3583 Background: The phase III SUNLIGHT trial established trifluridine/tipiracil plus bevacizumab (FTD/TPI+BEV) as a standard treatment option for metastatic colorectal cancer (mCRC) after failure of at least two prior regimens. However, limited evidence exists regarding patients achieving durable benefit in routine clinical practice. We aimed to characterize the prevalence, clinical features, and outcomes of long-term responders treated with FTD/TPI plus bevacizumab in a large real-world cohort. Methods: BeTAS is a multicenter ambispective real-world study conducted within the Galician Research Group on Gastrointestinal Tumors.
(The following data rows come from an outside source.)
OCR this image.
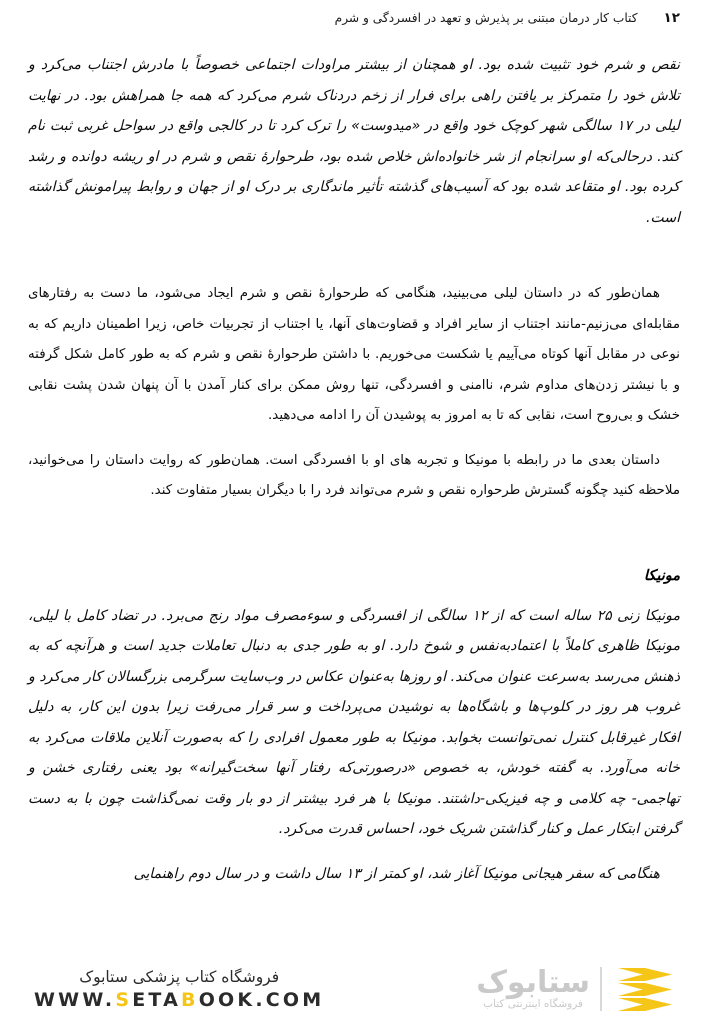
۱۲
کتاب کار درمان مبتنی بر پذیرش و تعهد در افسردگی و شرم

نقص و شرم خود تثبیت شده بود. او همچنان از بیشتر مراودات اجتماعی خصوصاً با مادرش اجتناب می‌کرد و تلاش خود را متمرکز بر یافتن راهی برای فرار از زخم دردناک شرم می‌کرد که همه جا همراهش بود. در نهایت لیلی در ۱۷ سالگی شهر کوچک خود واقع در «میدوست» را ترک کرد تا در کالجی واقع در سواحل غربی ثبت نام کند. درحالی‌که او سرانجام از شر خانواده‌اش خلاص شده بود، طرحوارهٔ نقص و شرم در او ریشه دوانده و رشد کرده بود. او متقاعد شده بود که آسیب‌های گذشته تأثیر ماندگاری بر درک او از جهان و روابط پیرامونش گذاشته است.

همان‌طور که در داستان لیلی می‌بینید، هنگامی که طرحوارهٔ نقص و شرم ایجاد می‌شود، ما دست به رفتارهای مقابله‌ای می‌زنیم-مانند اجتناب از سایر افراد و قضاوت‌های آنها، یا اجتناب از تجربیات خاص، زیرا اطمینان داریم که به نوعی در مقابل آنها کوتاه می‌آییم یا شکست می‌خوریم. با داشتن طرحوارهٔ نقص و شرم که به طور کامل شکل گرفته و با نیشتر زدن‌های مداوم شرم، ناامنی و افسردگی، تنها روش ممکن برای کنار آمدن با آن پنهان شدن پشت نقابی خشک و بی‌روح است، نقابی که تا به امروز به پوشیدن آن را ادامه می‌دهید.

داستان بعدی ما در رابطه با مونیکا و تجربه های او با افسردگی است. همان‌طور که روایت داستان را می‌خوانید، ملاحظه کنید چگونه گسترش طرحواره نقص و شرم می‌تواند فرد را با دیگران بسیار متفاوت کند.

مونیکا

مونیکا زنی ۲۵ ساله است که از ۱۲ سالگی از افسردگی و سوءمصرف مواد رنج می‌برد. در تضاد کامل با لیلی، مونیکا ظاهری کاملاً با اعتمادبه‌نفس و شوخ دارد. او به طور جدی به دنبال تعاملات جدید است و هرآنچه که به ذهنش می‌رسد به‌سرعت عنوان می‌کند. او روزها به‌عنوان عکاس در وب‌سایت سرگرمی بزرگسالان کار می‌کرد و غروب هر روز در کلوپ‌ها و باشگاه‌ها به نوشیدن می‌پرداخت و سر قرار می‌رفت زیرا بدون این کار، به دلیل افکار غیرقابل کنترل نمی‌توانست بخوابد. مونیکا به طور معمول افرادی را که به‌صورت آنلاین ملاقات می‌کرد به خانه می‌آورد. به گفته خودش، به خصوص «درصورتی‌که رفتار آنها سخت‌گیرانه» بود یعنی رفتاری خشن و تهاجمی- چه کلامی و چه فیزیکی-داشتند. مونیکا با هر فرد بیشتر از دو بار وقت نمی‌گذاشت چون با به دست گرفتن ابتکار عمل و کنار گذاشتن شریک خود، احساس قدرت می‌کرد.

هنگامی که سفر هیجانی مونیکا آغاز شد، او کمتر از ۱۳ سال داشت و در سال دوم راهنمایی

فروشگاه کتاب پزشکی ستابوک
WWW.SETABOOK.COM	ستابوک
فروشگاه اینترنتی کتاب
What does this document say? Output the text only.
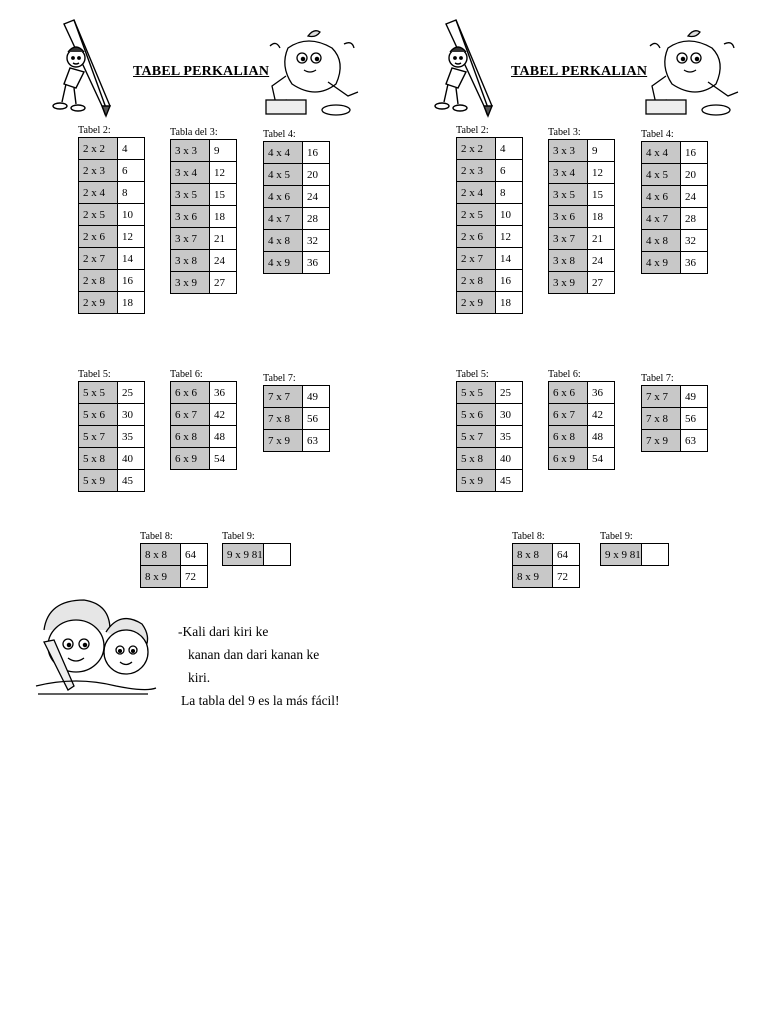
TABEL PERKALIAN
Tabel 2:
2 x 2	4
2 x 3	6
2 x 4	8
2 x 5	10
2 x 6	12
2 x 7	14
2 x 8	16
2 x 9	18
Tabla del 3:
3 x 3	9
3 x 4	12
3 x 5	15
3 x 6	18
3 x 7	21
3 x 8	24
3 x 9	27
Tabel 4:
4 x 4	16
4 x 5	20
4 x 6	24
4 x 7	28
4 x 8	32
4 x 9	36
Tabel 5:
5 x 5	25
5 x 6	30
5 x 7	35
5 x 8	40
5 x 9	45
Tabel 6:
6 x 6	36
6 x 7	42
6 x 8	48
6 x 9	54
Tabel 7:
7 x 7	49
7 x 8	56
7 x 9	63
Tabel 8:
8 x 8	64
8 x 9	72
Tabel 9:
9 x 9 81	
-Kali dari kiri ke
kanan dan dari kanan ke
kiri.
La tabla del 9 es la más fácil!
TABEL PERKALIAN
Tabel 2:
2 x 2	4
2 x 3	6
2 x 4	8
2 x 5	10
2 x 6	12
2 x 7	14
2 x 8	16
2 x 9	18
Tabel 3:
3 x 3	9
3 x 4	12
3 x 5	15
3 x 6	18
3 x 7	21
3 x 8	24
3 x 9	27
Tabel 4:
4 x 4	16
4 x 5	20
4 x 6	24
4 x 7	28
4 x 8	32
4 x 9	36
Tabel 5:
5 x 5	25
5 x 6	30
5 x 7	35
5 x 8	40
5 x 9	45
Tabel 6:
6 x 6	36
6 x 7	42
6 x 8	48
6 x 9	54
Tabel 7:
7 x 7	49
7 x 8	56
7 x 9	63
Tabel 8:
8 x 8	64
8 x 9	72
Tabel 9:
9 x 9 81	
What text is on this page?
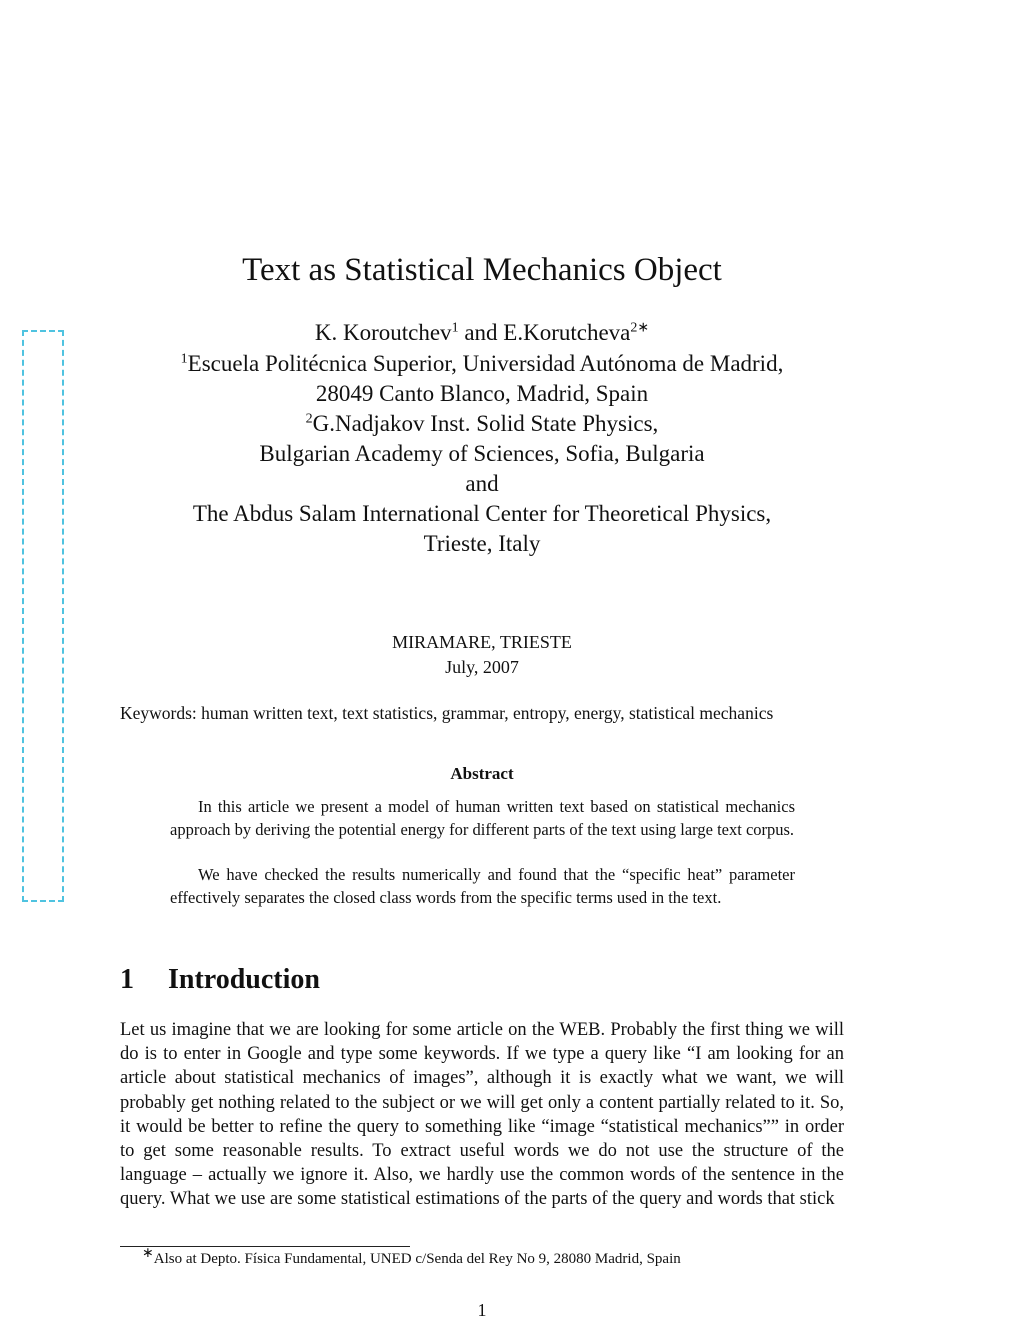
Text as Statistical Mechanics Object
K. Koroutchev$^1$ and E.Korutcheva$^{2∗}$
$^1$Escuela Politécnica Superior, Universidad Autónoma de Madrid,
28049 Canto Blanco, Madrid, Spain
$^2$G.Nadjakov Inst. Solid State Physics,
Bulgarian Academy of Sciences, Sofia, Bulgaria
and
The Abdus Salam International Center for Theoretical Physics,
Trieste, Italy
MIRAMARE, TRIESTE
July, 2007
Keywords: human written text, text statistics, grammar, entropy, energy, statistical mechanics
Abstract
In this article we present a model of human written text based on statistical mechanics approach by deriving the potential energy for different parts of the text using large text corpus.
We have checked the results numerically and found that the “specific heat” parameter effectively separates the closed class words from the specific terms used in the text.
1 Introduction
Let us imagine that we are looking for some article on the WEB. Probably the first thing we will do is to enter in Google and type some keywords. If we type a query like “I am looking for an article about statistical mechanics of images”, although it is exactly what we want, we will probably get nothing related to the subject or we will get only a content partially related to it. So, it would be better to refine the query to something like “image “statistical mechanics”” in order to get some reasonable results. To extract useful words we do not use the structure of the language – actually we ignore it. Also, we hardly use the common words of the sentence in the query. What we use are some statistical estimations of the parts of the query and words that stick
∗Also at Depto. Física Fundamental, UNED c/Senda del Rey No 9, 28080 Madrid, Spain
1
Consecutive patients with previously treated mCRC receiving FTD/TPI+BEV after failure or intolerance to ≥2 prior regimens were included. Long-term responders (LTRs) were defined using a pre-specified landmark of progression-free survival (PFS) ≥9 months. Baseline characteristics, treatment response, and survival outcomes were compared between LTRs and non-LTRs. Overall survival (OS) was assessed using a 9-month landmark analysis to minimize immortal time bias. Survival was estimated using the Kaplan–Meier method and compared using the log-rank test. Multivariable Cox regression was performed. Results: Among 576 patients, median PFS and OS were 4.9 months (95% CI 4.3–5.5) and 10.8 months (95% CI 9.8–11.9), respectively. LTRs accounted for 20.3% of the cohort (n=117). Compared with non-LTRs, LTRs more frequently had ≤2 metastatic sites (83.8% vs 67.5%, p =0.001), absence of liver metastases (28.4% vs 16.7%, p =0.004), longer time from metastatic diagnosis ( p =0.046), and Tabernero best prognostic characteristics ( p =0.007). Among evaluable patients, objective response rate was higher in LTRs (22.1% vs 5.5%, p <0.001), as was disease control rate (100% vs 39.0%, p <0.001). Median PFS was 15.3 versus 3.6 months, and landmark OS was 23.5 versus 8.1 months (both p <0.001). Long-term response remained independently associated with improved OS (HR 0.19, 95% CI 0.14–0.26; p <0.001). Conclusions: In real-world practice, approximately one in five previously treated patients with mCRC achieve durable benefit with FTD/TPI+BEV. Identification of clinical factors associated with long-term response may support improved patient selection in later-line treatment.